Volcanic rocks of the Archean Oxford Lake Group are characterized by a stratigraphic progression from mafic to felsic compositions, accompanied by a systematic decrease in incompatible element abundances. This, coupled with high abundances of Sr, Rb, K2O, and La, high (La/Yb)n, and unfractionated (flat to concave) heavy-REE (rare earth element) profiles, distinguishes these rocks as an Archean shoshonite to high-K andesite – dacite–rhyolite series, directly comparable to modern analogues formed in convergent tectonic settings. The trace-element data support a model of petrogenesis in which an Archean mantle source region was modified by volatiles rich in large-ion-lithophile elements, the modified mantle was subjected to partial melting forming a parental liquid of shoshonitic character, and this liquid principally underwent amphibole fractionation to form the evolved rock compositions.
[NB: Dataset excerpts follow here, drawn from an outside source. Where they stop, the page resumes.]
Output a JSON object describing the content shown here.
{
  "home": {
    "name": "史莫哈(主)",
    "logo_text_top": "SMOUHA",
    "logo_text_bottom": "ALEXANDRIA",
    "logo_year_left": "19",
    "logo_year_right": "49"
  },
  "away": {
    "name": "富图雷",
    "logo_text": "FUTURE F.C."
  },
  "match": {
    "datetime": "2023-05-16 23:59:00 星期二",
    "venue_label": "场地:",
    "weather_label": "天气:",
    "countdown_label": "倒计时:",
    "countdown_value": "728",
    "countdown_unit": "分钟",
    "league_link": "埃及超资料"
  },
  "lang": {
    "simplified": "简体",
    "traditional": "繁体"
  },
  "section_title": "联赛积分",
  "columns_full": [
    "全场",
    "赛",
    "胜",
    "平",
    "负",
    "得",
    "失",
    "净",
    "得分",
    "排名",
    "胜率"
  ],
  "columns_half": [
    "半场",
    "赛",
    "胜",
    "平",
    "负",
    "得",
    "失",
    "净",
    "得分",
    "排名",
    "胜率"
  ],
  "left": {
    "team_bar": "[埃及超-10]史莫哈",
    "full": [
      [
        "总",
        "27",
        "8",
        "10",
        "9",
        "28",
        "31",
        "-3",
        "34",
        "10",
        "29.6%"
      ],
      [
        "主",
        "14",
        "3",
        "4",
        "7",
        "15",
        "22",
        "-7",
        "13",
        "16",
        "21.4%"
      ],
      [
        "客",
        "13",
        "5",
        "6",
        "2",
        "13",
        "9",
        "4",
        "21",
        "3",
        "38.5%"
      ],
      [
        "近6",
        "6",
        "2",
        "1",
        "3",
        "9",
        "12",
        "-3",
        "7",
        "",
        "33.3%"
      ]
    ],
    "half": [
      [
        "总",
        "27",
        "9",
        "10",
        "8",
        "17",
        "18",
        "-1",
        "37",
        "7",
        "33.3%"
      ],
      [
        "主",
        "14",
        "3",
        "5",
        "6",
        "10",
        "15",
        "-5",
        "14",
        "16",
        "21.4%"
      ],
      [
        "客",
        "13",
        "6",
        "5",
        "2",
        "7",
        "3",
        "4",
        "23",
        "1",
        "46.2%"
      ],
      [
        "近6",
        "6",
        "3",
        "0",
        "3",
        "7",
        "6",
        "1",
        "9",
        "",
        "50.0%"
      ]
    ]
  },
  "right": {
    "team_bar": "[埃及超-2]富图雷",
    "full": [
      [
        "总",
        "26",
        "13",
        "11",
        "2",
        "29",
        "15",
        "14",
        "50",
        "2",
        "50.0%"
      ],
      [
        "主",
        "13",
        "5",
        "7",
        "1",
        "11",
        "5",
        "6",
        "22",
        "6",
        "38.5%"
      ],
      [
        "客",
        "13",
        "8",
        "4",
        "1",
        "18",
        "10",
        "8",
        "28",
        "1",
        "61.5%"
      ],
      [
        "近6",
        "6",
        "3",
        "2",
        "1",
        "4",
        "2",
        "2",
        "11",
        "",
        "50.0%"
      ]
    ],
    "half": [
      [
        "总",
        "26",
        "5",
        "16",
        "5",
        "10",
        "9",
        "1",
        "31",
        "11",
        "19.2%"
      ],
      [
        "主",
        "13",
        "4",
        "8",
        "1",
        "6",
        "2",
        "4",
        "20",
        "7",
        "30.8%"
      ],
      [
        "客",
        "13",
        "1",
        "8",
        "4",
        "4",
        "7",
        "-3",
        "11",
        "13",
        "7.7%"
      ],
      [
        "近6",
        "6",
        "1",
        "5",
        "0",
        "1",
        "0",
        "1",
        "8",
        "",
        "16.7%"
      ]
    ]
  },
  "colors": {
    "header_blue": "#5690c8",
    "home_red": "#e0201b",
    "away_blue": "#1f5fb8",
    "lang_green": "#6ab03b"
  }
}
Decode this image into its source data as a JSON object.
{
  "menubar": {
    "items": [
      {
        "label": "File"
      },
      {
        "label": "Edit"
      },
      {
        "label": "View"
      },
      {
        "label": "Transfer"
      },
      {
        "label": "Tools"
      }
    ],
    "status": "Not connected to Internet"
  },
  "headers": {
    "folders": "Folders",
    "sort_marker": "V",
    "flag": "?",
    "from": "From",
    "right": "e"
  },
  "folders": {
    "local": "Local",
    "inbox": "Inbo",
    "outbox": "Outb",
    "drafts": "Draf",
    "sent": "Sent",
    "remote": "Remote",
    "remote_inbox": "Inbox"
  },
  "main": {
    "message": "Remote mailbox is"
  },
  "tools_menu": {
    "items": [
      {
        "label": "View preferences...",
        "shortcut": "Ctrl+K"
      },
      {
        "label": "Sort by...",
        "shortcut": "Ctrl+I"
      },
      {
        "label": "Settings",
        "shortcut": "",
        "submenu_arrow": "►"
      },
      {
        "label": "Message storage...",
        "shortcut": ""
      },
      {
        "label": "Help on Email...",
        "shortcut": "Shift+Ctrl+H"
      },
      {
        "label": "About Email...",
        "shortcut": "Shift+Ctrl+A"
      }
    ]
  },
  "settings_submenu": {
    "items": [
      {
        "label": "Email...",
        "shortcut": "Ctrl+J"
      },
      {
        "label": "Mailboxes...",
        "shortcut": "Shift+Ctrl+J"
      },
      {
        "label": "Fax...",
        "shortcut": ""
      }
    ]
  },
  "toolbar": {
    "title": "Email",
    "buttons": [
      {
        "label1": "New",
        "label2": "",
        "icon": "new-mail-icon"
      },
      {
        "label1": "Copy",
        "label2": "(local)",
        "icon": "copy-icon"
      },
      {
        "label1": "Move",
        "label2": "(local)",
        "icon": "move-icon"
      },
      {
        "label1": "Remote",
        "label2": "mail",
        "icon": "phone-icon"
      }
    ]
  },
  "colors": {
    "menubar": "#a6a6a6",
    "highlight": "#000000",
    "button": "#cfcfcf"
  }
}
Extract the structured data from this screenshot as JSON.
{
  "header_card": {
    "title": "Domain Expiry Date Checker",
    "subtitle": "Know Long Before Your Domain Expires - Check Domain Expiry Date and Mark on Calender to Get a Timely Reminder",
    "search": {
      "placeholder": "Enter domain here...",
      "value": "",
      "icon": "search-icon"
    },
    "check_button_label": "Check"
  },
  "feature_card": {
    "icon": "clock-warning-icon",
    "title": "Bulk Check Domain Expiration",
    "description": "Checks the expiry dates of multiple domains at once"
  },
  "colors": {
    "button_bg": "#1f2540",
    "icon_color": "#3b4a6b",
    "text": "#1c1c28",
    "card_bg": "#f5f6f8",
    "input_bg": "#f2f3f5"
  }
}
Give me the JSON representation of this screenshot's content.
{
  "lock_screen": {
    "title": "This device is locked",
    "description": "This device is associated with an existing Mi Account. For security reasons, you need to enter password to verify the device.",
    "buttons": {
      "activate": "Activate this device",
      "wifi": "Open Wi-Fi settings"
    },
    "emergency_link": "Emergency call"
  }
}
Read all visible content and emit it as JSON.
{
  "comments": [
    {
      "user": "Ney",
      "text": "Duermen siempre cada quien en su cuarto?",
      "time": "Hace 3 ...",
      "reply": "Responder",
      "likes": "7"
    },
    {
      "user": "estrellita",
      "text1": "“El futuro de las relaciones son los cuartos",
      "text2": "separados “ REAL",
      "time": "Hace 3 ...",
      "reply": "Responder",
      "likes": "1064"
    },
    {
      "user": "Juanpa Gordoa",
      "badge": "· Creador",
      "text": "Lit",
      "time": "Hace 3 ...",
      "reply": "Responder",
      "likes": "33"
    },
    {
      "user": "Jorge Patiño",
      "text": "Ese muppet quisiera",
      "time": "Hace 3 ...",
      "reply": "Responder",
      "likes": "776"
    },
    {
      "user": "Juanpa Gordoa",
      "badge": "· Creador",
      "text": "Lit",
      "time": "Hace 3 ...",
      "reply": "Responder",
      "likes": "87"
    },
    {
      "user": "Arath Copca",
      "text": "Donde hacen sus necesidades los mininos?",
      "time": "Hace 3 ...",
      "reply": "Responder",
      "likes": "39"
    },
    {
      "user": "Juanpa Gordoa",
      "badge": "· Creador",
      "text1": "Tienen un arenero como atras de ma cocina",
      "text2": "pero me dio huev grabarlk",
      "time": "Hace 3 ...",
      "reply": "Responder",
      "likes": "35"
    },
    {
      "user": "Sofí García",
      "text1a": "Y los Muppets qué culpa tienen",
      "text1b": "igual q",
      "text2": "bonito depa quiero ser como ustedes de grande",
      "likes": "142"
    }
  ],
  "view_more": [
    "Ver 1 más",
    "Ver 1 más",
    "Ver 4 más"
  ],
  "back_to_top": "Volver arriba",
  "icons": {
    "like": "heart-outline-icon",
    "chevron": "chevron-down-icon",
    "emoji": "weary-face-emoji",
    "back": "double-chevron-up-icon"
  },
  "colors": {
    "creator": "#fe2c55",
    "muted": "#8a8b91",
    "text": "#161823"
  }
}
This process is envisaged as terminal magmatism during the final (senile) stage of activity in an arc setting. The Rb–Sr age (2650 ± 80 Ma) and initial-Sr ratio (0.70145 ± 38) of the Oxford Lake Group are in accord with this model; when coupled with the 2.7 Ga age for the underlying Hayes River Group volcanics, these data indicate a short interval (<50 Ma?) for Archean crustal development in the area.